The long road south

35580008 Posted by Mark Gill on Sat, 05 Apr 2008 | Bookmark: digg this Post this to del.icio.us Post this to Facebook

The journey in our last blog involved a 75 minute flight in a small 19 seater plane to Dangadhi now the first flight of the 2 on this current journey is also 75 minutes, but on an Airbus, it goes twice as far, to Delhi, in the same time and carried many more people – bigger fuselage, bigger engine, bigger capacity. Same for the second flight in our journey south to Ootacumund – Ooty – to see our son Daniel who is studying there.

Well the scenery was not as exhilarating as going to Dadeldhura, but we have seen loads of people. The air transport business is certainly booming in India. We arrived in Bangalore at 22:30 to find the taxi waiting for us. We had heard of some local strife on the border between the Indian states of Karnataka and Tamil Nadu because of water rights. So in what looked very like a clandestine operation, in the dead of night we were disturbed from our sleep to be transferred from one vehicle to another – it was in the middle of nowhere, no witnesses! The old clunky Ambassador car brought us through the animal reserve where Elephants, Deer, Buffalo, Leopard and all sorts roam wild in the plains. Shortly though, the plains end and we are climbing up to Ooty at 7500 feet, sure there are only 36 hair pin bends on the way up, happily we fall asleep and miss most of them.

It is the start of Parents week at school.
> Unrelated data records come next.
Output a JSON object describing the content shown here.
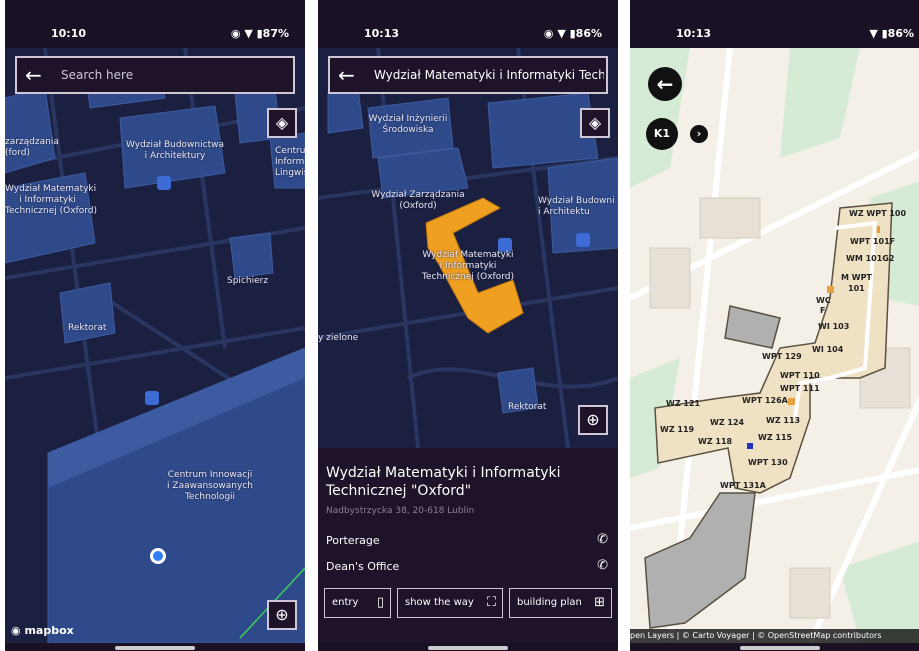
{
  "screen1": {
    "time": "10:10",
    "status_icons": "◉ ▼ ▮87%",
    "search": {
      "placeholder": "Search here"
    },
    "labels": {
      "zarzadzania_partial": "zarządzania\n(ford)",
      "matematyki": "Wydział Matematyki\ni Informatyki\nTechnicznej (Oxford)",
      "budownictwa": "Wydział Budownictwa\ni Architektury",
      "centrum_partial": "Centrum\nInform\nLingwisty",
      "spichierz": "Spichierz",
      "rektorat": "Rektorat",
      "innowacji": "Centrum Innowacji\ni Zaawansowanych\nTechnologii"
    },
    "mapbox_logo": "mapbox"
  },
  "screen2": {
    "time": "10:13",
    "status_icons": "◉ ▼ ▮86%",
    "search": {
      "value": "Wydział Matematyki i Informatyki Techn"
    },
    "labels": {
      "inzynierii": "Wydział Inżynierii\nŚrodowiska",
      "zarzadzania": "Wydział Zarządzania\n(Oxford)",
      "matematyki": "Wydział Matematyki\ni Informatyki\nTechnicznej (Oxford)",
      "budownictwa": "Wydział Budowni\ni Architektu",
      "zielone": "y zielone",
      "rektorat": "Rektorat"
    },
    "panel": {
      "title": "Wydział Matematyki i Informatyki Technicznej \"Oxford\"",
      "address": "Nadbystrzycka 38, 20-618 Lublin",
      "porterage": "Porterage",
      "deans_office": "Dean's Office",
      "entry": "entry",
      "show_the_way": "show the way",
      "building_plan": "building plan"
    }
  },
  "screen3": {
    "time": "10:13",
    "status_icons": "▼ ▮86%",
    "floor": "K1",
    "rooms": {
      "r1": "WZ WPT 100",
      "r2": "WPT 101F",
      "r3": "WM 101G2",
      "r4": "M WPT",
      "r5": "101",
      "r6": "WC",
      "r7": "F",
      "r8": "WI 103",
      "r9": "WI 104",
      "r10": "WPT 129",
      "r11": "WPT 110",
      "r12": "WPT 111",
      "r13": "WPT 126A",
      "r14": "WZ 121",
      "r15": "WZ 124",
      "r16": "WZ 113",
      "r17": "WZ 119",
      "r18": "WZ 118",
      "r19": "WZ 115",
      "r20": "WPT 130",
      "r21": "WPT 131A"
    },
    "attribution": "pen Layers | © Carto Voyager | © OpenStreetMap contributors"
  },
  "colors": {
    "status_bar": "#1a1124",
    "dark_map": "#1b2040",
    "building": "#2f4a8a",
    "highlight": "#f0a020",
    "light_map": "#f4f0e8"
  }
}
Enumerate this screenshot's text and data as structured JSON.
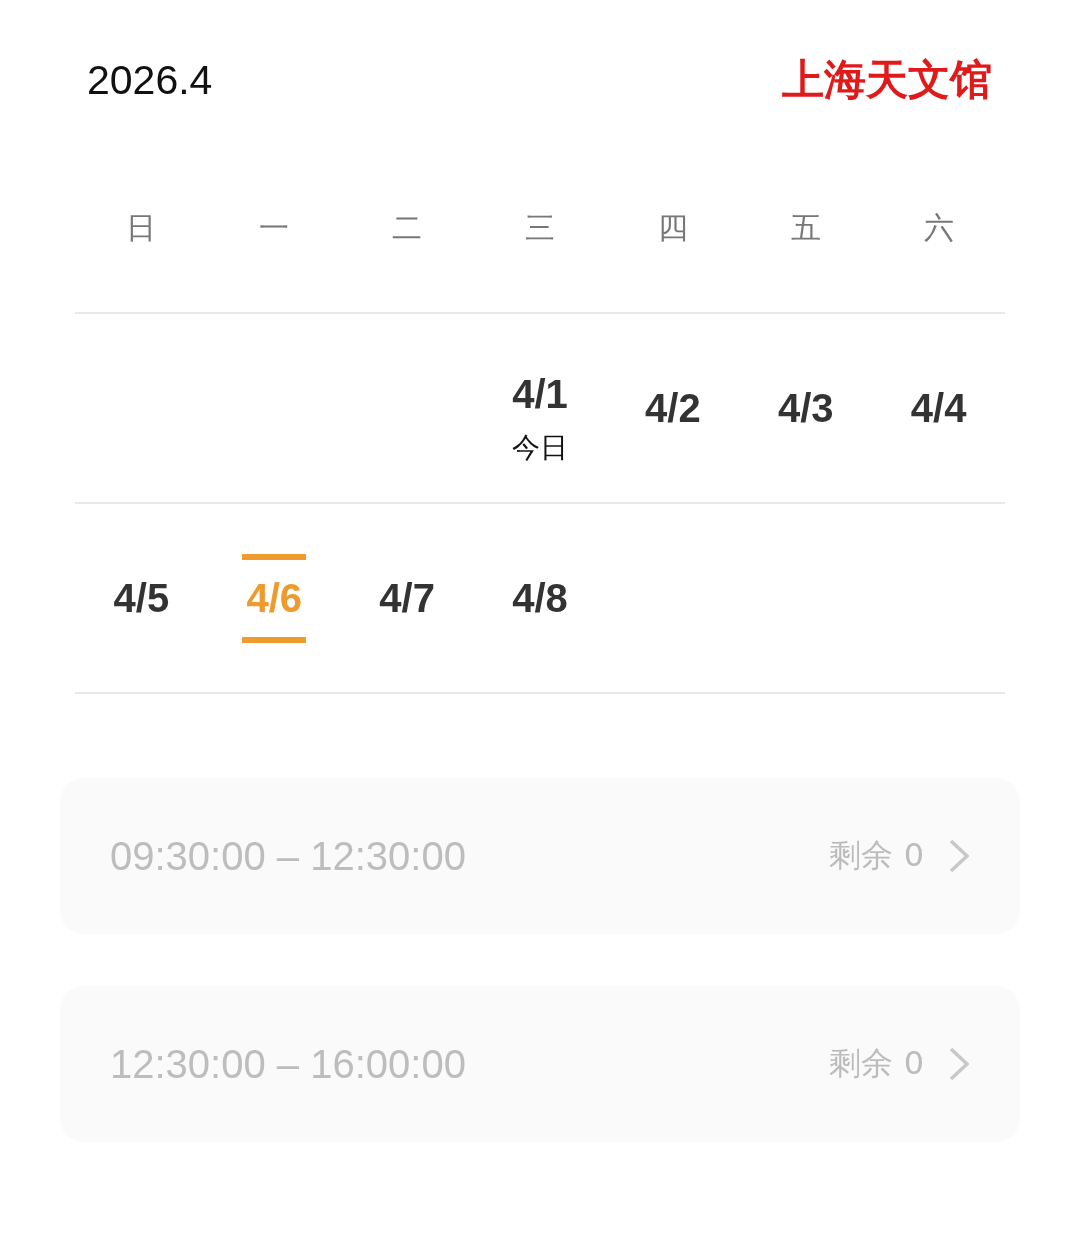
{
  "header": {
    "month": "2026.4",
    "venue": "上海天文馆"
  },
  "weekdays": [
    "日",
    "一",
    "二",
    "三",
    "四",
    "五",
    "六"
  ],
  "weeks": [
    [
      {
        "kind": "empty"
      },
      {
        "kind": "empty"
      },
      {
        "kind": "empty"
      },
      {
        "kind": "day",
        "date": "4/1",
        "note": "今日",
        "selected": false
      },
      {
        "kind": "day",
        "date": "4/2",
        "selected": false
      },
      {
        "kind": "day",
        "date": "4/3",
        "selected": false
      },
      {
        "kind": "day",
        "date": "4/4",
        "selected": false
      }
    ],
    [
      {
        "kind": "day",
        "date": "4/5",
        "selected": false
      },
      {
        "kind": "day",
        "date": "4/6",
        "selected": true
      },
      {
        "kind": "day",
        "date": "4/7",
        "selected": false
      },
      {
        "kind": "day",
        "date": "4/8",
        "selected": false
      }
    ]
  ],
  "slots": [
    {
      "time": "09:30:00 – 12:30:00",
      "remaining": "剩余 0",
      "disabled": true
    },
    {
      "time": "12:30:00 – 16:00:00",
      "remaining": "剩余 0",
      "disabled": true
    }
  ]
}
Like ourselves hundreds of parents come from all over Asia to see their children in the half term break, the school puts on a great programme and it is great craic. The School community is diverse and it is encouraging to see so many involved in mission in different parts of Asia and to hear their stories.

Back in Nepal, everyone is gearing up for the Elections this Thursday 10 April. Please pray for Nepal as it goes through with these elections which will deliver a crucial vote on the make up of the parliamentary body. This will form a new constitution for the nation which will be based on a Republic. Like most South Asian elections, it is not without its coercion and intimidation. One could brush it off and say it is part of the culture, however, it would be good if this is one of the social and cultural changes that could be brought about in the New Nepal.

We hope that Nepal’s capacity will be improved with bigger engines to drive the nation forward to prosperity and hope.